Trudeau's 2014 decision removed Liberal senators from the party caucus, a move prompted by the Senate expenses scandal. The following year, he established an independent advisory board to recommend Senate appointments and opened applications to the public — measures designed to move the chamber away from partisan control and keep it free from party discipline. These changes were meant to give the Senate greater independence from the governing party.

In May, Carney committed to keeping that advisory board. However, the board currently has no one sitting in its provincial or territorial seats — it only has its three permanent federal members. The board's structure includes three federal members plus two ad hoc members from each province or territory with a Senate vacancy. Carney is expected to announce changes to how the board works alongside the Pitfield appointment.

Pitfield's Liberal connections run deep. His father, Michael Pitfield, was appointed to the Senate by Pierre Elliott Trudeau. Tom Pitfield is a personal friend of Justin Trudeau. In 2014, he founded Data Sciences, a firm that helped the Liberal Party build voter-targeting operations — work widely credited with helping the party move from third place to a majority government in the 2015 federal election. He was involved again in the Liberal campaign in 2024.

The shift Carney is making here — placing a party insider directly inside the chamber that Trudeau spent a decade presenting as independent — invites a straightforward question: is the prime minister abandoning the post-2014 model, or is he simply adjusting it for practical reasons? The answer will hinge on how Pitfield actually exercises the government leader role. A cabinet minister can coordinate legislative strategy across both the House of Commons and Senate more directly than a senator kept at arm's length, which is what the independent-senator architecture was partly designed to prevent.

The Senate is already shifting in response to broader uncertainty about Carney's intentions for the chamber. Senators are currently planning to form a sixth internal group, according to iPolitics, and sitting members have openly questioned what Carney's vision for the institution actually is. A cabinet-level government leader with direct access to the Prime Minister's Office would send a clear signal about how Carney wants the chamber to function — even if it moves away from what the independent-senator model contemplated.
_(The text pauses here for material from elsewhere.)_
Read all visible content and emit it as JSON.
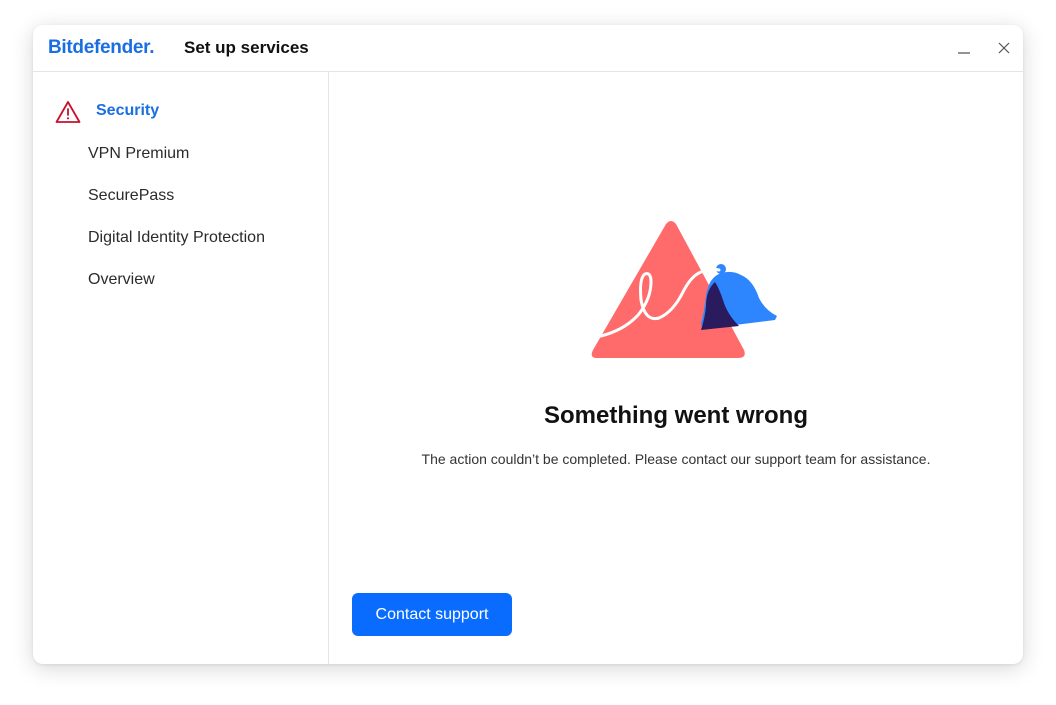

Carney is not expected to fill all 10 Senate vacancies in this first round. Quebec's five vacancies give him room to make several appointments in the province beyond Pitfield, and Tuesday's announcement timing suggests he may fill more than one seat at once. The Manitoba, New Brunswick, Newfoundland and Labrador, Nova Scotia and Ontario vacancies are expected to remain open for now.

How the remaining nine appointments proceed will depend on the mechanics of the advisory board. Without ad hoc regional members in place, future recommendations would need to come through another process, or wait until Carney announces whatever revised form the board will take.